REST API Best practices: Where to put parameters? [closed]

Question

If there are documented best practices, I have not found them yet. However, here are a few guidelines I use when determining where to put parameters in an url:

Optional parameters tend to be easier to put in the query string.

If you want to return a 404 error when the parameter value does not correspond to an existing resource then I would tend towards a path segment parameter. e.g. /customer/232 where 232 is not a valid customer id.

If however you want to return an empty list then when the parameter is not found then I suggest using query string parameters. e.g. /contacts?name=dave

If a parameter affects an entire subtree of your URI space then use a path segment. e.g. a language parameter /en/document/foo.txt versus /document/foo.txt?language=en

I prefer unique identifiers to be in a path segment rather than a query parameter.

The official rules for URIs are found in this RFC spec here. There is also another very useful RFC spec here that defines rules for parameterizing URIs.

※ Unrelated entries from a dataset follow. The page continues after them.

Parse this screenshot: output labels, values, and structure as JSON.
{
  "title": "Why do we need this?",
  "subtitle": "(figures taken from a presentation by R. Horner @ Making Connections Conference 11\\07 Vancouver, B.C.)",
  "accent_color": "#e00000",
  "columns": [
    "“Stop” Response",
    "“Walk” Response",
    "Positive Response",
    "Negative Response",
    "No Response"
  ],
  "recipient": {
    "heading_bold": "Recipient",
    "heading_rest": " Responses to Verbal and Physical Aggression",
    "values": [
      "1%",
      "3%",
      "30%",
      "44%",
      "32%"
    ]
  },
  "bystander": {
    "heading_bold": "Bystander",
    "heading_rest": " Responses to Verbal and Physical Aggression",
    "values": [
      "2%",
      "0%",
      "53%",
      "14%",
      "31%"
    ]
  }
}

Late answer but I'll add some additional insight to what has been shared, namely that there are several types of "parameters" to a request, and you should take this into account.

1. Locators - E.g. resource identifiers such as IDs or action/view
2. Filters - E.g. parameters that provide a search for, sorting or narrow down the set of results.
3. State - E.g. session identification, api keys, whatevs.
4. Content - E.g. data to be stored.

Now let's look at the different places where these parameters could go.

1. Request headers & cookies
2. URL query string ("GET" vars)
3. URL paths
4. Body query string/multipart ("POST" vars)

Generally you want State to be set in headers or cookies, depending on what type of state information it is. I think we can all agree on this. Use custom http headers (X-My-Header) if you need to.

Similarly, Content only has one place to belong, which is in the request body, either as query strings or as http multipart and/or JSON content. This is consistent with what you receive from the server when it sends you content. So you shouldn't be rude and do it differently.

Locators such as "id=5" or "action=refresh" or "page=2" would make sense to have as a URL path, such as mysite.com/article/5/page=2 where partly you know what each part is supposed to mean (the basics such as article and 5 obviously mean get me the data of type article with id 5) and additional parameters are specified as part of the URI. They can be in the form of page=2, or page/2 if you know that after a certain point in the URI the "folders" are paired key-values.

Filters always go in the query string, because while they are a part of finding the right data, they are only there to return a subset or modification of what the Locators return alone. The search in mysite.com/article/?query=Obama (subset) is a filter, and so is /article/5?order=backwards (modification). Think about what it does, not just what it's called!

If "view" determines output format, then it is a filter (mysite.com/article/5?view=pdf) because it returns a modification of the found resource rather than homing in on which resource we want. If it instead decides which specific part of the article we get to see (mysite.com/article/5/view=summary) then it is a locator.

Remember, narrowing down a set of resources is filtering. Locating something specific within a resource is locating... duh. Subset filtering may return any number of results (even 0). Locating will always find that specific instance of something (if it exists). Modification filtering will return the same data as the locator, except modified (if such a modification is allowed).

Hope this helped give people some eureka moments if they've been lost about where to put stuff!

It depends on a design. There are no rules for URIs at REST over HTTP (main thing is that they are unique). Often it comes to the matter of taste and intuition...

I take following approach:

• url path-element: The resource and its path-element forms a directory traversal and a subresource (e.g. /items/{id} , /users/items). When unsure ask your colleagues, if they think that traversal and they think in "another directory" most likely path-element is the right choice
• url parameter: when there is no traversal really (search resources with multiple query parameters are a very nice example for that)

IMO the parameters should be better as query arguments. The url is used to identify the resource, while the added query parameters to specify which part of the resource you want, any state the resource should have, etc.

As per the REST Implementation,

1) Path variables are used for the direct action on the resources, like a contact or a song ex..
GET etc /api/resource/{songid} or
GET etc /api/resource/{contactid} will return respective data.

2) Query perms/argument are used for the in-direct resources like metadata of a song ex.., GET /api/resource/{songid}?metadata=genres it will return the genres data for that particular song.

"Pack" and POST your data against the "context" that universe-resource-locator provides, which means #1 for the sake of the locator.

Mind the limitations with #2. I prefer POSTs to #1.

note: limitations are discussed for

POST in Is there a max size for POST parameter content?

GET in Is there a limit to the length of a GET request? and Max size of URL parameters in _GET

p.s. these limits are based on the client capabilities (browser) and server(configuration).